Phishing adattivo: come si crea e come si riconosce una campagna

Spesso parliamo di campagne di phishing nelle quali gli attaccanti si mettono nei panni di qualcun altro, ovvero un ente pubblico o un’azienda nota, per far sì che l’utente meno esperto cada in trappola e scarichi ad esempio un allegato contenente un malware o banalmente clicchi su qualche link che rimanda a pagine dove poi verranno rubati i suoi dati. Queste campagne vengono chiamate di phishing adattivo, poiché si adatta di fatto alla potenziale vittima cercando di migliorare la propria efficacia.

Il CERT-AgID ha rilasciato un approfondimento che spiega come vengono create queste campagne utilizzando dei profili email dedicati a questa attività di studio degli hacker e delle loro tecniche via email. È giusto specificare che queste email riescono a giungere nei server di posta dei destinatari quando non è stata impostata correttamente la policy di sicurezza a livello di dominio, ovviamente questo conta principalmente per i domini di posta non condivisi, quindi ad esclusione di profili come Gmail, Outlook eccetera, che hanno policy molto ristrette. L’analisi di CERT-AgID parte da una mail di poche righe, contenente un allegato in HTML, nella quale si chiede un pagamento e soprattutto di aprire il suddetto allegato. La mail sembra provenire da un mittente noto e il file serve a sottrarre le credenziali, ed il CERT-AgID ha analizzato il documento che porterebbe ad una pagina di login per poi inoltrare a terzi le credenziali fornite utilizzando, nel caso in esame, i bot delle API di Telegram.

In questo esempio, chi ha inviato la mail voleva fingersi un mittente interno allo stesso dominio di posta, quindi un collega, ma guardando all’analisi del server di posta in uscita utilizzato si scopre che proviene da un server SMTP diverso. Molto spesso gli attaccanti utilizzano server di posta in uscita violati per cercare di bypassare le policy di sicurezza del server di posta della potenziale vittima, che come abbiamo detto può avere policy fallaci. Riscontrare però queste truffe sarebbe più facile se venissero impostati correttamente i record SPF, DKIM e DMARC, attività che ogni provider di posta riesce a fare. Il login che verrà visualizzato sarà di un portale probabilmente conosciuto e si farà leva su messaggi di urgenza riguardo alla sicurezza o un tema simile, per far sì che non si inneschi il dubbio nella vittima, ma ciò che rende uniche queste campagne è la possibilità di personalizzarle per la vittima che si intende colpire. Oltre al furto di dati poi gli hacker riescono a carpire anche altri dati, ad esempio l’indirizzo IP pubblico e la localizzazione grossolana, oltre a tutta una lunga serie di controlli che consentono di capire dove viene aperto il file. Oltretutto, per una potenziale rivendita, dati come lo stato colpito, il dominio ed altre informazioni possono fare più o meno gola a chi compra i batch di dati trafugati.

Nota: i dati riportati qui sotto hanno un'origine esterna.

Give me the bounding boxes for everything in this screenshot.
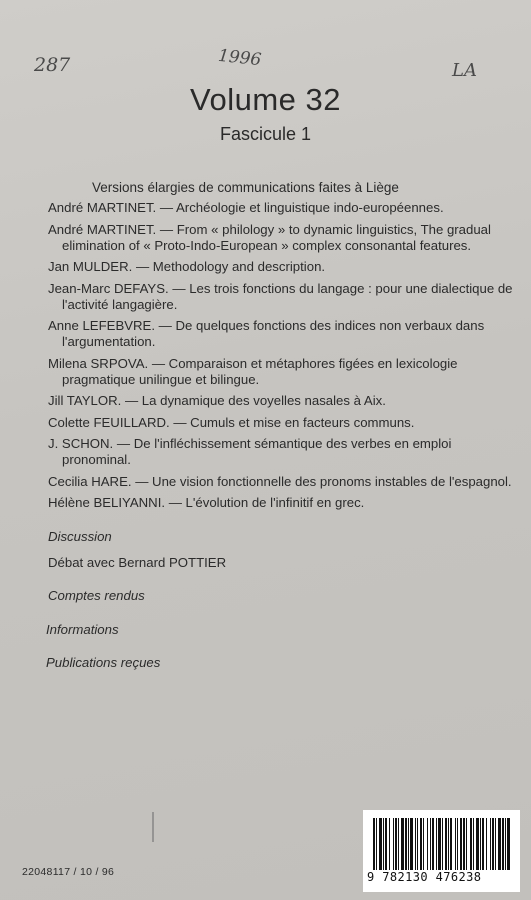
barcode-bar — [423, 818, 424, 870]
volume-title: Volume 32 — [190, 82, 341, 117]
barcode-bar — [490, 818, 491, 870]
barcode-bar — [432, 818, 434, 870]
barcode-bar — [448, 818, 449, 870]
barcode-bars — [373, 818, 511, 872]
section-comptes-rendus: Comptes rendus — [48, 588, 145, 603]
barcode-bar — [486, 818, 487, 870]
barcode-bar — [507, 818, 510, 870]
barcode-bar — [401, 818, 404, 870]
section-discussion: Discussion — [48, 529, 112, 544]
barcode-bar — [376, 818, 377, 870]
table-of-contents — [48, 200, 513, 517]
section-debat: Débat avec Bernard POTTIER — [48, 555, 227, 570]
barcode-bar — [410, 818, 413, 870]
barcode-bar — [379, 818, 382, 870]
toc-entry: Anne LEFEBVRE. — De quelques fonctions des indices non verbaux dans l'argumentation. — [48, 318, 485, 349]
barcode-bar — [473, 818, 474, 870]
barcode-bar — [476, 818, 479, 870]
toc-entry: Cecilia HARE. — Une vision fonctionnelle des pronoms instables de l'espagnol. — [48, 473, 512, 489]
barcode-bar — [398, 818, 399, 870]
barcode-bar — [463, 818, 465, 870]
barcode-bar — [502, 818, 504, 870]
barcode-bar — [408, 818, 409, 870]
barcode-bar — [373, 818, 375, 870]
toc-entry: Jean-Marc DEFAYS. — Les trois fonctions du langage : pour une dialectique de l'activité langagière. — [48, 280, 513, 312]
toc-entry: Colette FEUILLARD. — Cumuls et mise en facteurs communs. — [48, 414, 415, 430]
barcode-bar — [457, 818, 458, 870]
contents-heading: Versions élargies de communications faites à Liège — [92, 180, 399, 195]
pencil-mark — [152, 812, 154, 842]
toc-entry: Jill TAYLOR. — La dynamique des voyelles nasales à Aix. — [48, 393, 386, 408]
barcode-bar — [405, 818, 407, 870]
section-publications: Publications reçues — [46, 655, 161, 670]
barcode-bar — [420, 818, 422, 870]
barcode-bar — [415, 818, 416, 870]
barcode-bar — [442, 818, 443, 870]
barcode-bar — [470, 818, 472, 870]
barcode-bar — [395, 818, 397, 870]
handwritten-number: 287 — [34, 54, 71, 76]
barcode-bar — [495, 818, 496, 870]
toc-entry: J. SCHON. — De l'infléchissement sémantique des verbes en emploi pronominal. — [48, 436, 452, 467]
handwritten-year: 1996 — [217, 45, 263, 71]
barcode-bar — [492, 818, 494, 870]
barcode-bar — [480, 818, 481, 870]
barcode-bar — [393, 818, 394, 870]
print-code: 22048117 / 10 / 96 — [22, 866, 115, 878]
barcode-bar — [450, 818, 452, 870]
barcode-bar — [445, 818, 447, 870]
barcode-bar — [430, 818, 431, 870]
barcode-bar — [436, 818, 437, 870]
barcode-bar — [427, 818, 428, 870]
toc-entry: Hélène BELIYANNI. — L'évolution de l'infinitif en grec. — [48, 495, 365, 510]
barcode-bar — [383, 818, 384, 870]
barcode-bar — [460, 818, 462, 870]
barcode — [363, 810, 520, 892]
barcode-bar — [498, 818, 501, 870]
barcode-bar — [389, 818, 390, 870]
barcode-bar — [438, 818, 441, 870]
toc-entry: André MARTINET. — From « philology » to dynamic linguistics, The gradual elimination of « Proto-Indo-European » complex consonantal features. — [48, 221, 491, 253]
section-informations: Informations — [46, 622, 119, 637]
barcode-bar — [466, 818, 467, 870]
isbn-number: 9 782130 476238 — [367, 870, 482, 884]
barcode-bar — [505, 818, 506, 870]
handwritten-initials: LA — [452, 60, 477, 81]
barcode-bar — [385, 818, 387, 870]
toc-entry: André MARTINET. — Archéologie et linguistique indo-européennes. — [48, 200, 444, 215]
toc-entry: Jan MULDER. — Methodology and description. — [48, 259, 326, 274]
barcode-bar — [455, 818, 456, 870]
barcode-bar — [417, 818, 418, 870]
fascicule-subtitle: Fascicule 1 — [219, 124, 312, 144]
toc-entry: Milena SRPOVA. — Comparaison et métaphores figées en lexicologie pragmatique unilingue et bilingue. — [48, 355, 458, 387]
barcode-bar — [482, 818, 484, 870]
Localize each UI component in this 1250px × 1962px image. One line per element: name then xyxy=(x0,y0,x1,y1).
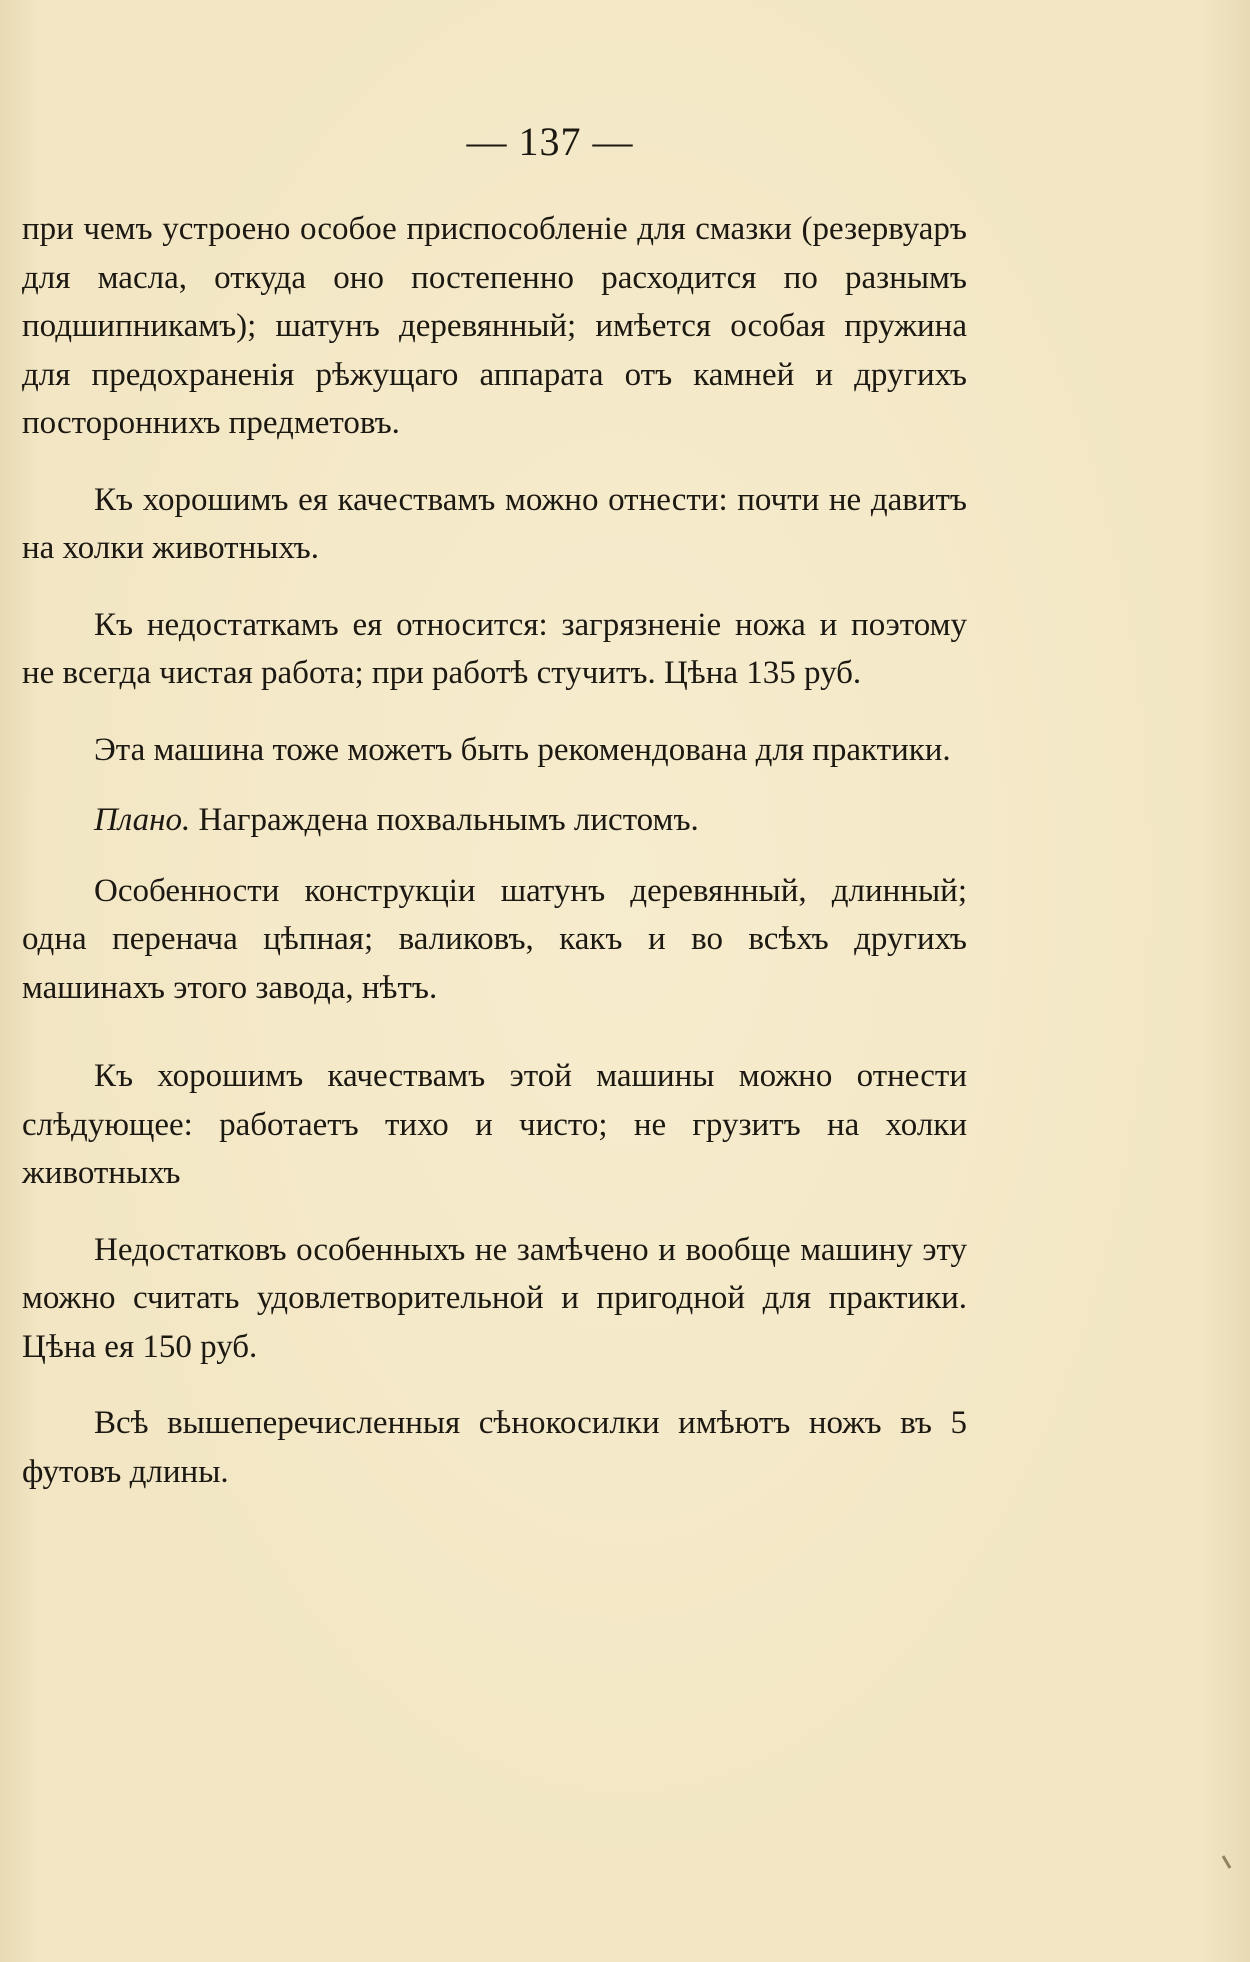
paper-speck xyxy=(1222,1855,1232,1869)
page-number: — 137 — xyxy=(466,119,634,164)
paragraph-knife-length: Всѣ вышеперечисленныя сѣнокосилки имѣютъ ножъ въ 5 футовъ длины. xyxy=(22,1405,967,1490)
paragraph-plano-good-qualities: Къ хорошимъ качествамъ этой машины можно отнести слѣдующее: работаетъ тихо и чисто; не грузитъ на холки животныхъ xyxy=(22,1058,967,1191)
plano-name: Плано. xyxy=(94,802,191,838)
paragraph-plano xyxy=(22,796,967,845)
paragraph-construction: Особенности конструкціи шатунъ деревянный, длинный; одна перенача цѣпная; валиковъ, какъ и во всѣхъ другихъ машинахъ этого завода, нѣтъ. xyxy=(22,872,967,1006)
paragraph-recommendation: Эта машина тоже можетъ быть рекомендована для практики. xyxy=(94,731,951,768)
paragraph-good-qualities: Къ хорошимъ ея качествамъ можно отнести: почти не давитъ на холки животныхъ. xyxy=(22,481,967,566)
paragraph-plano-shortcomings: Недостатковъ особенныхъ не замѣчено и вообще машину эту можно считать удовлетворительной и пригодной для практики. Цѣна ея 150 руб. xyxy=(22,1231,967,1365)
page-text xyxy=(22,205,967,1496)
plano-award: Награждена похвальнымъ листомъ. xyxy=(198,802,699,838)
paragraph-continuation: при чемъ устроено особое приспособленіе для смазки (резервуаръ для масла, откуда оно постепенно расходится по разнымъ подшипникамъ); шатунъ деревянный; имѣется особая пружина для предохраненія рѣжущаго аппарата отъ камней и другихъ постороннихъ предметовъ. xyxy=(22,211,967,441)
paragraph-shortcomings: Къ недостаткамъ ея относится: загрязненіе ножа и поэтому не всегда чистая работа; при работѣ стучитъ. Цѣна 135 руб. xyxy=(22,606,967,691)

Oltre a tutto questo, nella pagina d’atterraggio si trova un finto CAPTCHA che serve solo come specchietto per le allodole e per dare un senso di sicurezza alla truffa, oltre al redirect su siti non pericolosi per evitare dubbi. A suggellare l’avvenuta truffa poi c’è l’invio su Telegram dei dati che ci sono stati rubati tramite le API dell’app di messaggistica, che avviene facendo clic sul finto tasto di login. Chiudiamo questa analisi dicendo che questo caso d’esempio è molto semplice perché sono tattiche facilmente riscontrabili con un po’ di controlli in più ma serve a capire che anche le strategie che sembrano più efficaci possono essere bloccate impostando correttamente i record e bloccando determinati tipi di allegati. Per un maggiore approfondimento sulla questione rimandiamo ovviamente all’analisi di CERT-AgID.